- Born: Roland Fabian Berrill 6 October 1896 Mosman, Sydney, New South Wales, Australia
- Died: 26 September 1962 Eastbourne, Sussex, England
- Parents: Arthur E Berrill 1865–1918; Clare Mary MacDermott 1869–1933;

= Roland Berrill =

Australian barrister

Roland Fabian Berrill (6 October 1896 – 26 September 1962) was a British-Australian barrister who was the co-founder (with the English scientist and barrister Dr. Lancelot Ware OBE) of Mensa, the international society for intellectually gifted people.

==The founding of Mensa==
Mensa was founded by Berrill and Lancelot Ware at Lincoln College, Oxford, England, on 1 October 1946. They originally called it the "High IQ Club". Lance Ware had the initial idea for the society, but Berrill founded Mensa in the usual sense: he supplied the start-up cash, wrote some initial idiosyncratic pamphlets and became Mensa's first Secretary.

Berrill was an unashamed elitist, who regretted the passing of an aristocratic tradition. He regarded Mensa as "an aristocracy of the intellect". He noticed with some disappointment that a majority of Mensans appeared to have come from humble homes.

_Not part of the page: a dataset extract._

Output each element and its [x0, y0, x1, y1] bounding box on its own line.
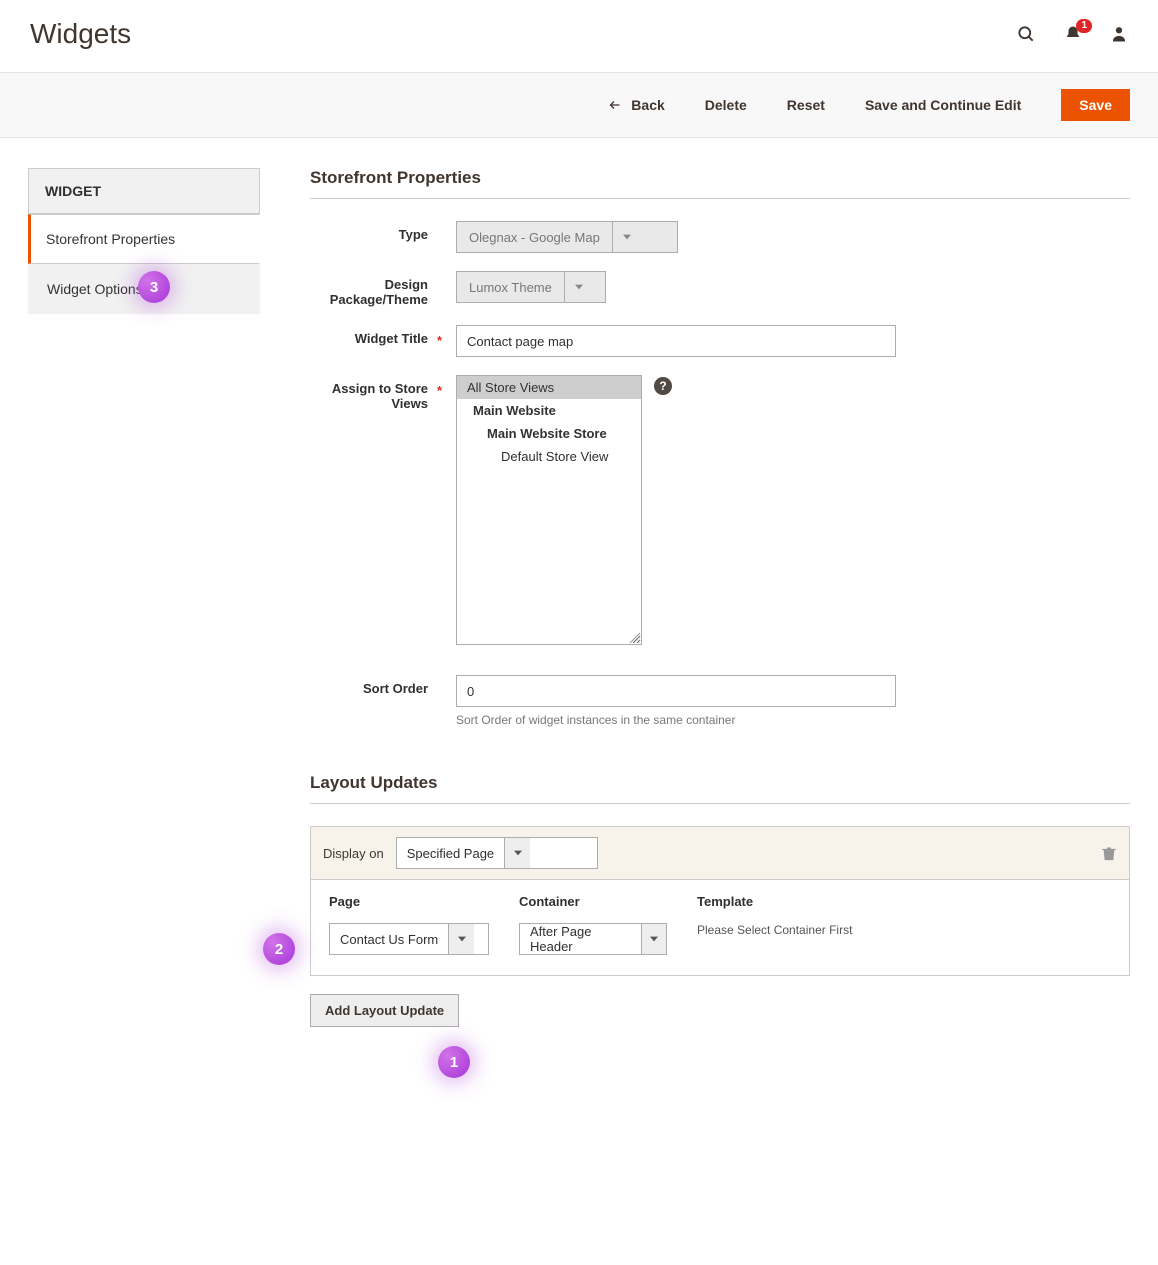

At an early Mensa organizational meeting, one of the people present proposed that black people be excluded from Mensa. This was met by shocked silence. Then Berrill proposed that the motion be amended to exclude "green people with yellow stripes" instead. This amended motion passed, with one vote against. If the minutes of that meeting had not been lost, that statute might still be on the books of Mensa.

Berrill recruited around 400 people by self-administered IQ tests before his death.

==Personal life==
Berrill was born in Australia in 1896 to English parents Arthur Edward Berrill and Clara Mary Macdermott. His father moved to Sydney in the 1870s and became an importer/exporter who was a frequent distributor of British books and periodicals abroad. The family returned to London in 1901. He was educated at the Roman Catholic Beaumont College, Windsor. Roland served in the Royal Artillery in the First World War; His elder brother, Lieut. Bernard Francis Berrill, was killed in 1915 in Flanders.

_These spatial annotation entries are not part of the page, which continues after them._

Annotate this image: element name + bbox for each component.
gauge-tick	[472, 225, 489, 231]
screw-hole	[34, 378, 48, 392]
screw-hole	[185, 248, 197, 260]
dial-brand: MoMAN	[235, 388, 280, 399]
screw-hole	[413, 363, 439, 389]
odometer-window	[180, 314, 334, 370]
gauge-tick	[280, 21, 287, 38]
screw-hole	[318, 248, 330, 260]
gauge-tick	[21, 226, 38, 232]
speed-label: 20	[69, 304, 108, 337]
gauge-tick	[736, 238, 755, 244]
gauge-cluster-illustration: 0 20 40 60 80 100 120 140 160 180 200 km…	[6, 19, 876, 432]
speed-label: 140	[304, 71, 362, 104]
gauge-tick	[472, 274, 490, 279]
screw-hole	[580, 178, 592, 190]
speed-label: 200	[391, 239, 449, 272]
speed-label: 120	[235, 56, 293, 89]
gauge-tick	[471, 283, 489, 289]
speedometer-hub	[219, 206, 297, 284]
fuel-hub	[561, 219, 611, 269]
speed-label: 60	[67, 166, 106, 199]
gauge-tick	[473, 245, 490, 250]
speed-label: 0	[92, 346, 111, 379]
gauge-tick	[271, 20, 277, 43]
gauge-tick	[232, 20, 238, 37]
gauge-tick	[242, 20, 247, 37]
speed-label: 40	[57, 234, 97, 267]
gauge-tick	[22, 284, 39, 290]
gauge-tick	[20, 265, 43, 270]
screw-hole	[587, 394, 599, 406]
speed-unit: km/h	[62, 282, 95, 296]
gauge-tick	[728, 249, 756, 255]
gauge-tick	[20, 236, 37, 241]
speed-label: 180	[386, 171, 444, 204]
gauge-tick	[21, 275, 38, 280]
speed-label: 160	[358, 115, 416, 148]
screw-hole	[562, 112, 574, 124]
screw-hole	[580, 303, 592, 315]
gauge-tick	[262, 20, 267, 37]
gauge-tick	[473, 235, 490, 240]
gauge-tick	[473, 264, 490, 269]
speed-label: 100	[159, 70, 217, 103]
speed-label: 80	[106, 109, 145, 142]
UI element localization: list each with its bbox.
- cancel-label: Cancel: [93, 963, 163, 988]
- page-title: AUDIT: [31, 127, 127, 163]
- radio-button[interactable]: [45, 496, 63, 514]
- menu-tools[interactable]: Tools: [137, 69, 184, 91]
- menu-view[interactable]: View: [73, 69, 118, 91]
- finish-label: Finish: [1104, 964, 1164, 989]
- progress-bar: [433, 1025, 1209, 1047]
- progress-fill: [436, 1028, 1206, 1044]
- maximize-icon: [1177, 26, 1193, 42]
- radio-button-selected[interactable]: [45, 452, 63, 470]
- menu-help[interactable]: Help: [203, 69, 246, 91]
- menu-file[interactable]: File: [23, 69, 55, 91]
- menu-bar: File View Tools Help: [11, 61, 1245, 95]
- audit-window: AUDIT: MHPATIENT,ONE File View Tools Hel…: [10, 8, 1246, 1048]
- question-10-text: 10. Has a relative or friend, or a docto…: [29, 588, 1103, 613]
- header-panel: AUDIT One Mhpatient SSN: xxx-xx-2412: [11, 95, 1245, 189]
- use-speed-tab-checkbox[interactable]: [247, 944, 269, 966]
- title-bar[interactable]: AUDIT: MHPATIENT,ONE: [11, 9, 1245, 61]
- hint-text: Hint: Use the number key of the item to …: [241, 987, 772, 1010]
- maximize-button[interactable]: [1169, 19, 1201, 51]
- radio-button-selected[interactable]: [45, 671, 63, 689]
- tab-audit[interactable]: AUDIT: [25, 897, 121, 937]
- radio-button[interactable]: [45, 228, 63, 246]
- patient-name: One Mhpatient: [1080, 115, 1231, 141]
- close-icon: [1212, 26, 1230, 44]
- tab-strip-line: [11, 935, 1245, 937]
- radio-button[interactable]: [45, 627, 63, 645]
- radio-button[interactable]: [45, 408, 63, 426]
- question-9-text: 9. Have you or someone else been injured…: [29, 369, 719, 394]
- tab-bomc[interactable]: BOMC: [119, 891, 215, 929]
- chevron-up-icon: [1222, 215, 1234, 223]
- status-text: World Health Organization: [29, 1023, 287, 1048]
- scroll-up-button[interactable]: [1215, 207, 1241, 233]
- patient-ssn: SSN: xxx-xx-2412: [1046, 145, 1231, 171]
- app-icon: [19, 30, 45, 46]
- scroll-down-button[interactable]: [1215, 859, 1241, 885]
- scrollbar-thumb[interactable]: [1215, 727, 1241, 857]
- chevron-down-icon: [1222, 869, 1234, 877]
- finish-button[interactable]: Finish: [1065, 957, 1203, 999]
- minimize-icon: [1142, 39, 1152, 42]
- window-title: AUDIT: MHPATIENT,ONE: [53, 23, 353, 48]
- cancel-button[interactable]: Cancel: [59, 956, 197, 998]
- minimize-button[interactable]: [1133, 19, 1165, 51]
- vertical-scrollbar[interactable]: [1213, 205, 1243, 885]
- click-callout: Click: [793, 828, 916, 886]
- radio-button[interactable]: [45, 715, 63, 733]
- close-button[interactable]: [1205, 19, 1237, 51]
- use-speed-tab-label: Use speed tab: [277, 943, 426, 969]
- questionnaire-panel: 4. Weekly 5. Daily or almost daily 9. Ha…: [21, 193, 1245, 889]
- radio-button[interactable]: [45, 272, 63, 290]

Although he was called to the bar, he never practised as a barrister but lived on the dividends of his investments.

He spent most of the rest of his life in England. He had brief trips to Tangier in 1936, New York City in 1937 and Durban, South Africa in 1959. On 22 November 1948 he spoke at the Socratic Club at Oxford, combining with Father Victor White, on the topic "Beyond Myth and Dogma" at Lady Margaret Hall in the University of Oxford.

Berrill was thick-set and sturdy, with a full dark beard and moustache. He believed in palmistry, phrenology, astrology, and Dianetics. These views were not popular within Mensa, and he was regarded by Mensans as "deficient in normal scepticism".

Berrill was a member of the Men's Dress Reform Party; he desired more colour in men's clothes, and objected to the uniformity common in those days. He never married.